Baysinger, a 53-year-old Midland resident, has worked in education for 30 years including 25 at Wolf Meadow. Formally, she is a speech/language pathologist, but you can also call her a speech therapist or a speech teacher. She is one of 50 that work for Cabarrus County Schools.

She does it all and does it exceptionally well.

Adam Auerbach, principal of Wolf Meadow Elementary

Aside from helping children develop speech and language skills, she is passionate about theater. Baysinger directs her school’s drama club and talent show and is also chairwoman of the program committee for the city of Concord’s Old Courthouse Theater.

“She could do anything she wanted to (professionally),” said Auerbach. “If she wanted to be a principal tomorrow, she would make me look bad and be one of the best around.

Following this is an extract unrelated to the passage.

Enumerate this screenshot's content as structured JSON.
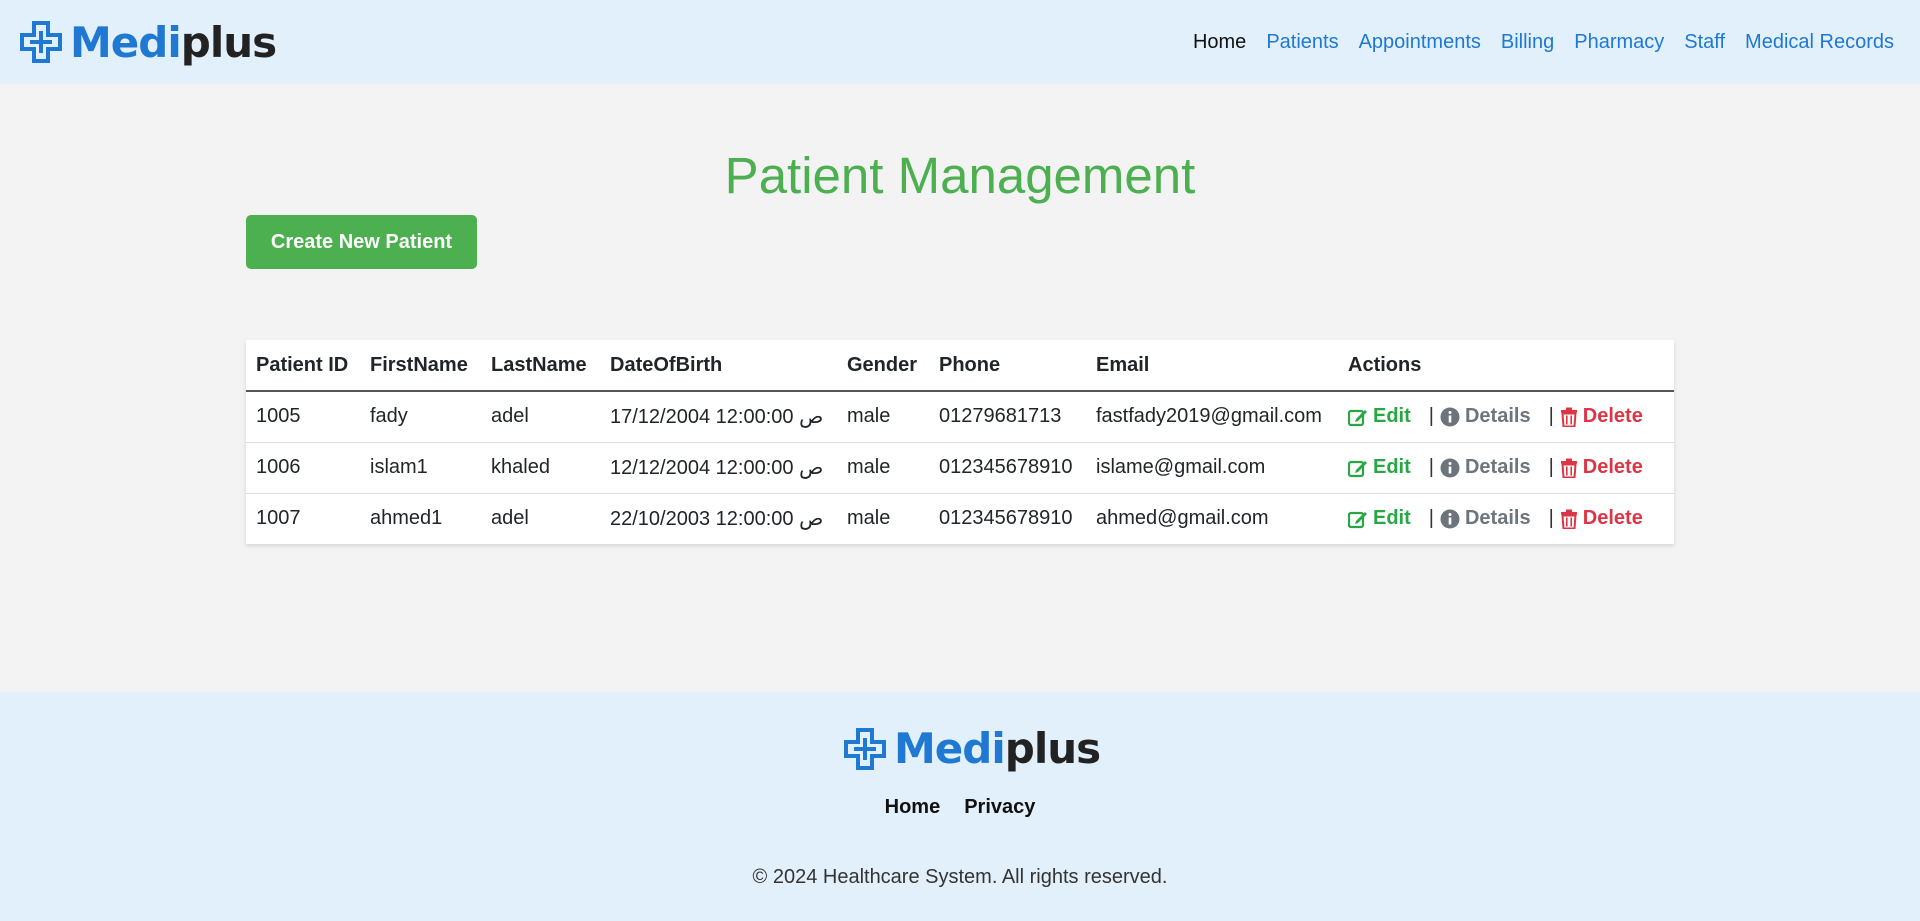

If she wanted to be a kindergarten teacher, she could do that.

“Luckily for the kids who have speech-language needs, she wants to be a speech-language teacher. For the kids that want to be in drama club, she does drama club. She does it all and does it exceptionally well.”

In addition to her duties at Wolf Meadow, Baysinger is one of Cabarrus County Schools’ lead speech/language pathologists, meaning she provides direction to about 15 other pathologists at seven other elementary, middle and high schools in the county’s southern region.

This school year, Baysinger is also serving as a mentor to a clinical fellow – a speech/language pathologist-in-training – at Boger Elementary.

On a daily basis, Baysinger works with eight students on speech production (articulation) and another 12 on various language skills. On occasion, she may help students with fluency skills, or voice sound issues.

Baysinger spent part of a recent morning leading a handful of students through five-minute breakout articulation sessions. Traversing the school, Baysinger pulled students from classrooms into the hallway or cafeteria to help them sound out words.

A second grade boy needed to work on his “R” sounds.

“I’m going to give you the ‘R’ word and you’re going to curl your ‘R’ in the back of your mouth,” she said before announcing the first word. “Er-rabbit, er-rabbit.”

“I like bunny rabbits,” he said, forming his own sentence.

“I like it,” Baysinger said to him. “It was exactly where it needed to be.”

Like many educators, Baysinger’s favorite moments from her career are those when “the light goes on” with a student. Many times, those moments happen during a single day or a single therapy session.

“I had a little guy last year who came into kindergarten and he couldn’t answer any questions by himself,” Baysinger said. “Every answer to every question was ‘Ninja Turtles’ because that’s what he likes.

“By the end of the school year, he was answering simple ‘w-h’ questions (who, what, where, etc.). He was speaking in sentences that made sense. They related to the question or comment we said to him. So, that’s my little victory in my recent history. If you take that sort of thing and you apply it globally to 30 years. …”

You have an award-winning speech pathologist.